By Mercy Odada

It is 5.30 pm in the evening, Jane Anyango, a class 5 pupil at Awasi Primary School is busy washing her uniform in preparation for school the next day. She uses water from a tank placed outside their house while her mother is preparing food for the family.

In the past years, darkness always found her at the queue waiting to fetch water from a water point which is about four kilometers from their home.

Awasi borders  Kisumu County.Here,  water is so scarce that women walk more than three kilometers to get to the nearest borehole, and when they get there hours later, they have to wait for long hours, thanks to the long snake of a queue they are likely to find.

While children in the local primary and secondary schools have had their learning affected and interrupted as they trek to boreholes to find water to be used in schools and in their homes.

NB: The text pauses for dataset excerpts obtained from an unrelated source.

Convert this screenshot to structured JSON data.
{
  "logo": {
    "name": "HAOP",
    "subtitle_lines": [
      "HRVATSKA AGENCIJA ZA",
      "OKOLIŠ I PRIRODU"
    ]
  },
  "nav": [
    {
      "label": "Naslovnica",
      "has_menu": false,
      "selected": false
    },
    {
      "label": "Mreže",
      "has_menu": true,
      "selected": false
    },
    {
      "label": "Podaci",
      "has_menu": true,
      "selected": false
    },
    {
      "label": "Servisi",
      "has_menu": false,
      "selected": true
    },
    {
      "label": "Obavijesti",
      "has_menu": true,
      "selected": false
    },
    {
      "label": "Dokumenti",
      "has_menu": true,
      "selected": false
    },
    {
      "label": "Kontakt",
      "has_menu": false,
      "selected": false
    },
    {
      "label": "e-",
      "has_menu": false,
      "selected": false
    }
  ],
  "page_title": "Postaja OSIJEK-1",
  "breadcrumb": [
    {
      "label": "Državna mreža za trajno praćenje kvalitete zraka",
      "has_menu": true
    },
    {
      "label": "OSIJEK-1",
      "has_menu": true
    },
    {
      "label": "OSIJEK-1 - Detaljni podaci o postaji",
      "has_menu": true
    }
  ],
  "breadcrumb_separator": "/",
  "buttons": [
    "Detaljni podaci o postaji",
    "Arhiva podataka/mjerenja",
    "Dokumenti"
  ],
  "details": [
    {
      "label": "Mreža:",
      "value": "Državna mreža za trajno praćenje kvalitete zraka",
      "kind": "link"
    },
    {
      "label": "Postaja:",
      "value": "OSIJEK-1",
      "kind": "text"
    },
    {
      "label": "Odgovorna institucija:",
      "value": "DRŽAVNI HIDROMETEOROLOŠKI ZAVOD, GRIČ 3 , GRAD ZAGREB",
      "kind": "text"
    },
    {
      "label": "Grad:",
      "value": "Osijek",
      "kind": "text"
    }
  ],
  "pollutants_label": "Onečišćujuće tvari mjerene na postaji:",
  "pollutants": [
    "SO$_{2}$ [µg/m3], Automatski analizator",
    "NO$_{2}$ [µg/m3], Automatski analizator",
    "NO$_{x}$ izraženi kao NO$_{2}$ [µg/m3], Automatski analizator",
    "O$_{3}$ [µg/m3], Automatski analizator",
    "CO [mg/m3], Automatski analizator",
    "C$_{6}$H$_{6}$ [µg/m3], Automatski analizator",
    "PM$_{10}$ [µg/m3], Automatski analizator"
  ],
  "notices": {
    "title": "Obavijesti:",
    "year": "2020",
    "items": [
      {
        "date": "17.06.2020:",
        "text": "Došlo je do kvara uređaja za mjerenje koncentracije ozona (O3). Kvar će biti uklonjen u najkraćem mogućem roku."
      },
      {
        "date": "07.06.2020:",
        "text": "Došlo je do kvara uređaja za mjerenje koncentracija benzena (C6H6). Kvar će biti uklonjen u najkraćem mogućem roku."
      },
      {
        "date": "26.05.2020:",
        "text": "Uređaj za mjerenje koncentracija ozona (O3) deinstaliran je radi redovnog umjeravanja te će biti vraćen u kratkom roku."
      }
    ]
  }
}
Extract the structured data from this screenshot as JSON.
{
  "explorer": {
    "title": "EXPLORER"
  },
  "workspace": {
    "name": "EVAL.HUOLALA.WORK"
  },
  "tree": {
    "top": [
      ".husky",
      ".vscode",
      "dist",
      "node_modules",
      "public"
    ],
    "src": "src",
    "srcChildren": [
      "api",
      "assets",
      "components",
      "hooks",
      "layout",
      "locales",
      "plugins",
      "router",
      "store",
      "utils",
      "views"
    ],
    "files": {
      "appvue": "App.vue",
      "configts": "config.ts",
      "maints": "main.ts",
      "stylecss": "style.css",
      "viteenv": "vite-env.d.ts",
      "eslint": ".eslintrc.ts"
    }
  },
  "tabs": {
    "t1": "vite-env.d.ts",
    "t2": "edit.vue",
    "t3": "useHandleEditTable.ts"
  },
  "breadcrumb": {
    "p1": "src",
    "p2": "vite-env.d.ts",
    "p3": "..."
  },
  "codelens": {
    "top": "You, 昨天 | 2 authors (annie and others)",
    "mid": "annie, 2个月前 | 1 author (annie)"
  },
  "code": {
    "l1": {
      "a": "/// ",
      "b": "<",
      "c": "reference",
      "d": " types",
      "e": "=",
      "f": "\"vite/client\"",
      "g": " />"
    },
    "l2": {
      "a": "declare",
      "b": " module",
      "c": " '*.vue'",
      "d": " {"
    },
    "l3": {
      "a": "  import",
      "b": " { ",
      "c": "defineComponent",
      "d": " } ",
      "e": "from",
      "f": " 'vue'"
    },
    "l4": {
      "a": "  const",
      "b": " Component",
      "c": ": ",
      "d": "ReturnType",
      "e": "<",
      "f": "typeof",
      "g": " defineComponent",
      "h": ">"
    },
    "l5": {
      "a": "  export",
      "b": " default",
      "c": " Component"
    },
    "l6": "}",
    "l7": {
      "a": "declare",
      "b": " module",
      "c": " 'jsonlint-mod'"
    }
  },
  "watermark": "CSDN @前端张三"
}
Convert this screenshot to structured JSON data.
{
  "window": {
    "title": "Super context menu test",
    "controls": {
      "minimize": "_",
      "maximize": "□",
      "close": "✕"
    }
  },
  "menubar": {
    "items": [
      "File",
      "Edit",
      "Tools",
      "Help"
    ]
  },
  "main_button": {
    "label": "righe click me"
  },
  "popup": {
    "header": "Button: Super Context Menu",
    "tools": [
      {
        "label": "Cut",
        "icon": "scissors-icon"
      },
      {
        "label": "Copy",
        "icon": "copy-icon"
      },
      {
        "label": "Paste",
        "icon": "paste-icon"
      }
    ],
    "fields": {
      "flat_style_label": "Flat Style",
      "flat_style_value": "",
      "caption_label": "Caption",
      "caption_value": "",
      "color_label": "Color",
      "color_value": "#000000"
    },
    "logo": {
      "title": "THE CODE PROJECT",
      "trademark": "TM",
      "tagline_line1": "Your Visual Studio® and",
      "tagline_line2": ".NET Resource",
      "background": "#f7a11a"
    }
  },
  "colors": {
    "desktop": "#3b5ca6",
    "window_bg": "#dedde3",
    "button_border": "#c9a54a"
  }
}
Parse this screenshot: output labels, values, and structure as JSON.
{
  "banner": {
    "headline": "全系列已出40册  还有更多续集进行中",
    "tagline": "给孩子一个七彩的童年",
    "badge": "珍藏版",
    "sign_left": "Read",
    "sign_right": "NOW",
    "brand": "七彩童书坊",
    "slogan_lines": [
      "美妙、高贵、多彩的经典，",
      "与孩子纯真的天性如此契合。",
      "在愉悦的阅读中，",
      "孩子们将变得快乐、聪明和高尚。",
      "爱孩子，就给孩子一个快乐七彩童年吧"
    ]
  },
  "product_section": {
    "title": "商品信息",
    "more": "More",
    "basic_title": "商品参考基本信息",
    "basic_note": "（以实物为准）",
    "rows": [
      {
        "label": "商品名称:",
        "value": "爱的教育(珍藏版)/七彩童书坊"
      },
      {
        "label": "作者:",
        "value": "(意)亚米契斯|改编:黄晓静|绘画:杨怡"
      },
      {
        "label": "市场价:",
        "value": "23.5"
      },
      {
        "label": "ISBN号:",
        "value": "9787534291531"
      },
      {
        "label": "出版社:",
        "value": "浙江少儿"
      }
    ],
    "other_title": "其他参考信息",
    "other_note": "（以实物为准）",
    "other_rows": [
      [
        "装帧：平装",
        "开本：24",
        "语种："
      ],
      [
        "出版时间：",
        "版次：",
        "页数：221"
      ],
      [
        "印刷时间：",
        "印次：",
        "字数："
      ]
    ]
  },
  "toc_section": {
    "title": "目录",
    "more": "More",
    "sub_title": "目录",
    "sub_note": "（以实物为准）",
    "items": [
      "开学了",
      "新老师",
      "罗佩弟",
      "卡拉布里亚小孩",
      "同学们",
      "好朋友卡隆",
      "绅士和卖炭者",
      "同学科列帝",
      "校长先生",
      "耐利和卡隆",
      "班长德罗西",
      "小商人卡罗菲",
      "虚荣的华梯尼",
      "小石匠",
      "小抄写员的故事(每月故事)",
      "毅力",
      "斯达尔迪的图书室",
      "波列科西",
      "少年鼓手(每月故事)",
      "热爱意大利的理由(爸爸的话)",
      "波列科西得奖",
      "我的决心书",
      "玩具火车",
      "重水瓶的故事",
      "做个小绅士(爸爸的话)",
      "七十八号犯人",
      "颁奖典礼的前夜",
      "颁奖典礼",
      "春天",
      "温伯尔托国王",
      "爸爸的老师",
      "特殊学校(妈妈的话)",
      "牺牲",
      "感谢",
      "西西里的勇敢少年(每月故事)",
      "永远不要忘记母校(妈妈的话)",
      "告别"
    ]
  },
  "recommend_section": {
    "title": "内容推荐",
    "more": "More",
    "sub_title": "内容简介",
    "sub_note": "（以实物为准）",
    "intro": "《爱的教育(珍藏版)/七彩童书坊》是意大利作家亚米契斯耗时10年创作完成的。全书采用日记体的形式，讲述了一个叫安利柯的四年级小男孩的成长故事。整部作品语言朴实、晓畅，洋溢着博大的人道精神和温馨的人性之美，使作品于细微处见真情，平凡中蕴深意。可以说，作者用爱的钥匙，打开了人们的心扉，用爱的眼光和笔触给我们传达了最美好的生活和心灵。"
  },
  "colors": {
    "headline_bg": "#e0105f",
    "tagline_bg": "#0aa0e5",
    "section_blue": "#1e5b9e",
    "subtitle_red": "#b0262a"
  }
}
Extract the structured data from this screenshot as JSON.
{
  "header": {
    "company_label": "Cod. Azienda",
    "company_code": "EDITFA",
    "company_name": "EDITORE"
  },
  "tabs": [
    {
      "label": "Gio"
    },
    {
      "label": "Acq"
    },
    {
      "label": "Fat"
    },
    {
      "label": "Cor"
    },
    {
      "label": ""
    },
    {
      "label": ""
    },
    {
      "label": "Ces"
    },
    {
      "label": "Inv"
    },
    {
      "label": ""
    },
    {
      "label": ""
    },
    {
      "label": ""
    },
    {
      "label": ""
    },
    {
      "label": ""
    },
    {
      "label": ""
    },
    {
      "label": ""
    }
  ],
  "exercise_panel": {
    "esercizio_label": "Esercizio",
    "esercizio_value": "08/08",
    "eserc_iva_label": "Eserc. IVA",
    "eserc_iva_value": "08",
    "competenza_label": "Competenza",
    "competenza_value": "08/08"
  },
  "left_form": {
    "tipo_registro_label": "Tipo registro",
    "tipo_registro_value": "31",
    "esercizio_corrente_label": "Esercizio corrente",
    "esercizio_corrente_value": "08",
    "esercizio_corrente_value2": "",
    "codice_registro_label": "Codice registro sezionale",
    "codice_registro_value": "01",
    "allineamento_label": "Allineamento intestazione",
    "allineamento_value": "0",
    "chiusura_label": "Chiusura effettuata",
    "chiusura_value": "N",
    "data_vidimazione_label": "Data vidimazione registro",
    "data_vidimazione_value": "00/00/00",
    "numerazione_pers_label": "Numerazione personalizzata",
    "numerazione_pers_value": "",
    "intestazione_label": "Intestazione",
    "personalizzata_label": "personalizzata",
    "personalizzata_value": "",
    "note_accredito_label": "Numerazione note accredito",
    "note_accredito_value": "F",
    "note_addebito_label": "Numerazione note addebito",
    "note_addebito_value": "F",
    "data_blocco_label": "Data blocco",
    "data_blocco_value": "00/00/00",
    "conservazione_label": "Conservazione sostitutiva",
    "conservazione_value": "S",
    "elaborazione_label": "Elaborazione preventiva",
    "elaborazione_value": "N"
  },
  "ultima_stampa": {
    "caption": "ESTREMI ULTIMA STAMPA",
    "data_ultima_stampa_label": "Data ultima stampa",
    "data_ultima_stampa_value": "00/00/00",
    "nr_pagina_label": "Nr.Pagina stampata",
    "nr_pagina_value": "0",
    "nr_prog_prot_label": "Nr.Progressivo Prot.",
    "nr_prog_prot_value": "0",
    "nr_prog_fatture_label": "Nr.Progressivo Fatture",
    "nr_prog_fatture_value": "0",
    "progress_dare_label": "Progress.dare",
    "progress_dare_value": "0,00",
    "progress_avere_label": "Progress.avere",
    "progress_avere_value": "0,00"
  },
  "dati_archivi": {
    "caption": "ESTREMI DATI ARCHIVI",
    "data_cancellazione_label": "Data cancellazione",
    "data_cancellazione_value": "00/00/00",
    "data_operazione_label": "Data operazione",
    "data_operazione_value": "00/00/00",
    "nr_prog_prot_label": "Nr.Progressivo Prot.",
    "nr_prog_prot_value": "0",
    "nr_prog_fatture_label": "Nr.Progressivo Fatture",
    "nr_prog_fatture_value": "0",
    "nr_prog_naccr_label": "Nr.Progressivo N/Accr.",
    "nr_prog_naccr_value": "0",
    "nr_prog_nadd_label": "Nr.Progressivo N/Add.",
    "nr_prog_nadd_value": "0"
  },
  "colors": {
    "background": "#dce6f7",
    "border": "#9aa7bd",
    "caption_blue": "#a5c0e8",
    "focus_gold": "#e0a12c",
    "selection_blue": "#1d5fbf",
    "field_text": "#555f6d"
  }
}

In the recent  past,  citizens of Awasi and the County Government of Kisumu have found different ways of dealing with the perennial water problem in the area.

For instance, Dorothy Anyango a mother of four notes that when she relocated with her family to Awasi after her husband lost his job in Kericho town, she found the water situation difficult to bear. She struggled with the issue of buying water. Yet on some occasions, she did not have money hence had to talk to water vendors to bring water on credit, which sometimes proved difficult and expensive

“It affected my children’s education since they had to help in fetching water after school as I prepared food and this took a lot of their time,” says Dorothy.

Dorothy soon realized a number of her neighbors were buying water tanks to harvest rainwater which helped in easing the water problem. They gathered resources and bought a water tank.

She has been able to practice farming in her kitchen farm with rainwater harvested in their ten thousand liter tank placed beside their house.

“I have planted various types of vegetable in this small farm hence I am able to feed my family. My children can now concentrate on their studies,” says Dorothy.

“Sometimes we were forced to report to school late, behind schedule, because we have to help our parents fetch water in the morning. Occasionally we arrived in school too exhausted to learn,” notes Jane Anyango, a pupil at Awasi Primary School.

Like Dorothy’s many families have chosen to invest water tanks which they use to harvest rainwater especially during rainy season.  Some have built underground tanks where the rainwater is stored while others have bought tanks according to their buying abilities. This has helped ease out on the water problem.

Others like Peter Mbogo drilled a borehole and sells water to locals at 5Ksh for 20-liter jerry can. For the longest Odero’s borehole has provided water to the locals. He also uses the water to do agribusiness in his farm.

Meanwhile, the County Government of Kisumu procured water drilling equipment to sink boreholes in areas affected by water shortage across the County with  Awasi region being one of them.

One borehole has being sunk inside Awasi Primary school. When completed, the borehole will serve hundreds of villagers and the two secondary schools which are located in the neighborhood.

The schools have been hard hit by water shortage in the region with students having to travel long distances in the quest for water for drinking and for personal use.

Locals around the area hope that the boreholes once completed will help ease the water problem they have been facing.